CJVJM Comisión por los Juicios Verdad Justicia y Memoria - Mar del Plata.
Ex CNU procesado por la "Noche de las Corbatas"
Se trata del abogado y ex secretario general de la Universidad Provincial de Mar del Plata, Eduardo Cincotta, detenido hace 20 días. El juez federal Alejandro Castellanos le dictó la prisión preventiva por considerarlo responsable de la privación ilegitima de la libertad, los tormentos y los homicidios de un grupo de abogados laboralistas secuestrados entre el 6 y el 13 de julio de 1977.
La causa conocida como La Cueva en la que se investiga la privación ilegal de la libertad, los tormentos y los homicidios de 52 personas que pasaron por ese centro clandestino de detención (CCD) que funcionó en la Base Aérea local tiene nueve militares y dos civiles procesados con prisión preventiva.

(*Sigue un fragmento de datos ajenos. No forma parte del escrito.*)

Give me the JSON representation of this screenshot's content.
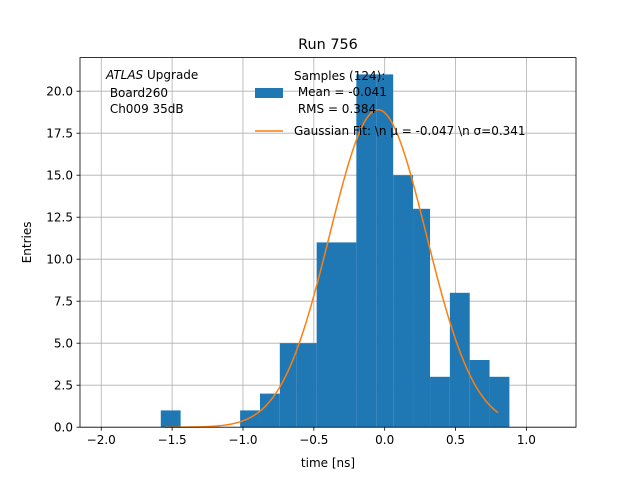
{
  "chart_data": {
    "type": "bar",
    "title": "Run 756",
    "xlabel": "time [ns]",
    "ylabel": "Entries",
    "xlim": [
      -2.15,
      1.35
    ],
    "ylim": [
      0,
      22
    ],
    "xticks": [
      -2.0,
      -1.5,
      -1.0,
      -0.5,
      0.0,
      0.5,
      1.0
    ],
    "xtick_labels": [
      "−2.0",
      "−1.5",
      "−1.0",
      "−0.5",
      "0.0",
      "0.5",
      "1.0"
    ],
    "yticks": [
      0,
      2.5,
      5,
      7.5,
      10,
      12.5,
      15,
      17.5,
      20
    ],
    "ytick_labels": [
      "0.0",
      "2.5",
      "5.0",
      "7.5",
      "10.0",
      "12.5",
      "15.0",
      "17.5",
      "20.0"
    ],
    "grid": true,
    "annotation": {
      "italic": "ATLAS",
      "line1": " Upgrade",
      "line2": " Board260",
      "line3": " Ch009 35dB"
    },
    "histogram": {
      "name": "Samples (124):",
      "stat_lines": [
        " Mean = -0.041",
        " RMS = 0.384"
      ],
      "color": "#1f77b4",
      "bin_edges": [
        -1.58,
        -1.44,
        -1.3,
        -1.16,
        -1.02,
        -0.88,
        -0.74,
        -0.62,
        -0.48,
        -0.34,
        -0.2,
        -0.06,
        0.06,
        0.2,
        0.32,
        0.46,
        0.6,
        0.74,
        0.88
      ],
      "counts": [
        1,
        0,
        0,
        0,
        1,
        2,
        5,
        5,
        11,
        11,
        21,
        21,
        15,
        13,
        3,
        8,
        4,
        3
      ]
    },
    "fit": {
      "label": "Gaussian Fit: \\n μ = -0.047 \\n σ=0.341",
      "color": "#ff7f0e",
      "mu": -0.047,
      "sigma": 0.341,
      "amplitude": 18.9,
      "x_range": [
        -1.55,
        0.8
      ]
    },
    "legend_position": "upper-right"
  }
}
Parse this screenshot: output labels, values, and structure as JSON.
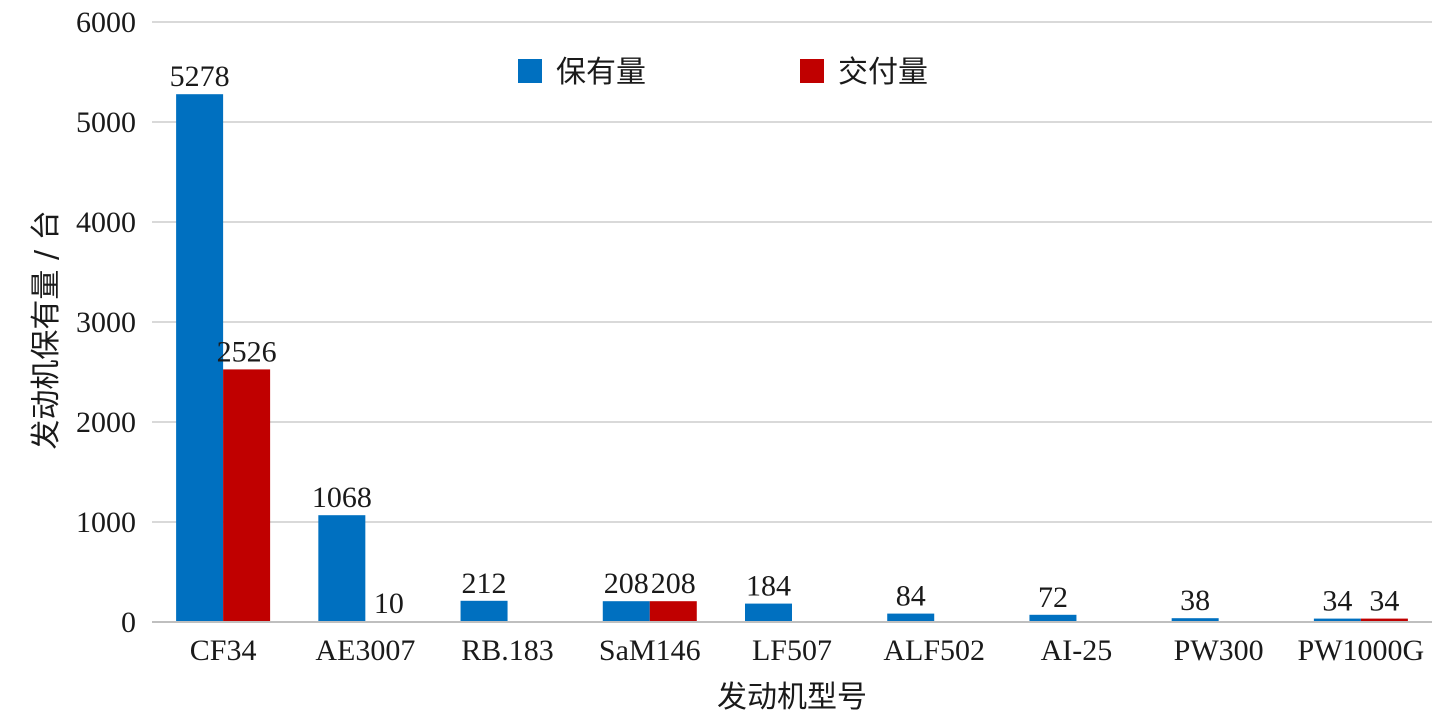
{
  "chart_data": {
    "type": "bar",
    "title": "",
    "xlabel": "发动机型号",
    "ylabel": "发动机保有量 / 台",
    "ylim": [
      0,
      6000
    ],
    "yticks": [
      0,
      1000,
      2000,
      3000,
      4000,
      5000,
      6000
    ],
    "grid": true,
    "legend_position": "top-center",
    "categories": [
      "CF34",
      "AE3007",
      "RB.183",
      "SaM146",
      "LF507",
      "ALF502",
      "AI-25",
      "PW300",
      "PW1000G"
    ],
    "series": [
      {
        "name": "保有量",
        "color": "#0070c0",
        "values": [
          5278,
          1068,
          212,
          208,
          184,
          84,
          72,
          38,
          34
        ]
      },
      {
        "name": "交付量",
        "color": "#c00000",
        "values": [
          2526,
          10,
          null,
          208,
          null,
          null,
          null,
          null,
          34
        ]
      }
    ]
  }
}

Levantado el secreto de sumario, el juez federal Alejandro Castellanos habló con El Atlántico de la responsabilidad de los ex integrantes de la Concentración Nacional Universitaria (CNU) Eduardo Cincotta y Nicolás Cafarello en los delitos que se investigan, del criterio de aplicación para el arresto domiciliario de cuatro de los imputados y del largo proceso hasta llegar a un juicio oral.
¿Qué delitos se investigan en la causa La Cueva y cuántas son las víctimas?
En estos momentos se investigan delitos por sesenta y dos casos de los cuales ha habido elementos como para considerar que estaban probados y que se produjeron en La Cueva solamente 50. Es decir que se pudo comprobar que esa persona estuvo alojada en ese centro que es lo primero para vincularla con un determinado centro clandestino de detención. Ya sea porque pasó por unas horas o porque estuvo más tiempo detenida allí. Los tipos de delitos van desde privación de la libertad, pasa por tormentos, violaciones, lesiones y homicidios. Cada uno de ellos tiene sus agravantes en función que su detención haya sido por más de un mes, que los tormentos hayan sido aplicados por su condición de perseguidos políticos, que la privación ilegal de la libertad haya tenido que ver con la participación de un funcionario público; que el homicidio haya sido producido o no con ensañamiento y alevosía. En cada caso se analiza si hay requerimiento por ese hecho más el agravante y además si hay pruebas que sustenten tanto la comisión del hecho como el agravante.
¿Estos 50 casos que investiga incluyen lo que se llamó "La Noche de las Corbatas"?
Sí. Incluye lo acontecido en "La Noche de las Corbatas" porque según las pruebas reunidas, las personas que se consideran que estuvieron dentro de ese grupo de secuestrados habrían estado alojadas como primer lugar de tránsito en La Cueva. Sin perjuicio que después esto se va a seguir analizando. La idea de analizar las responsabilidades de los funcionarios y autoridades que tenían ingerencia sobre el lugar físico y sobre los actos que se cometían allí y, por otra parte, también, separar lo que tiene que ver con el resto del periplo. Qué quiero decir con esto: hay personas que fueron alojados primeramente en Prefectura después pasaron por La Cueva, después los llevaron a Sierra Chica y por último, a la Unidad Penal Nº 9 de La Plata. Hay otras personas que después de La Cueva fueron a la comisaría cuarta, entonces, como los responsables de la unidad penal de Sierra Chica no son los mismos responsables de la Cueva y nos son los mismos de la comisaría cuarta, hay que separar las cosas. Por la violación de una persona en La Cueva no se le puede atribuir responsabilidad al titular de la comisaría cuarta.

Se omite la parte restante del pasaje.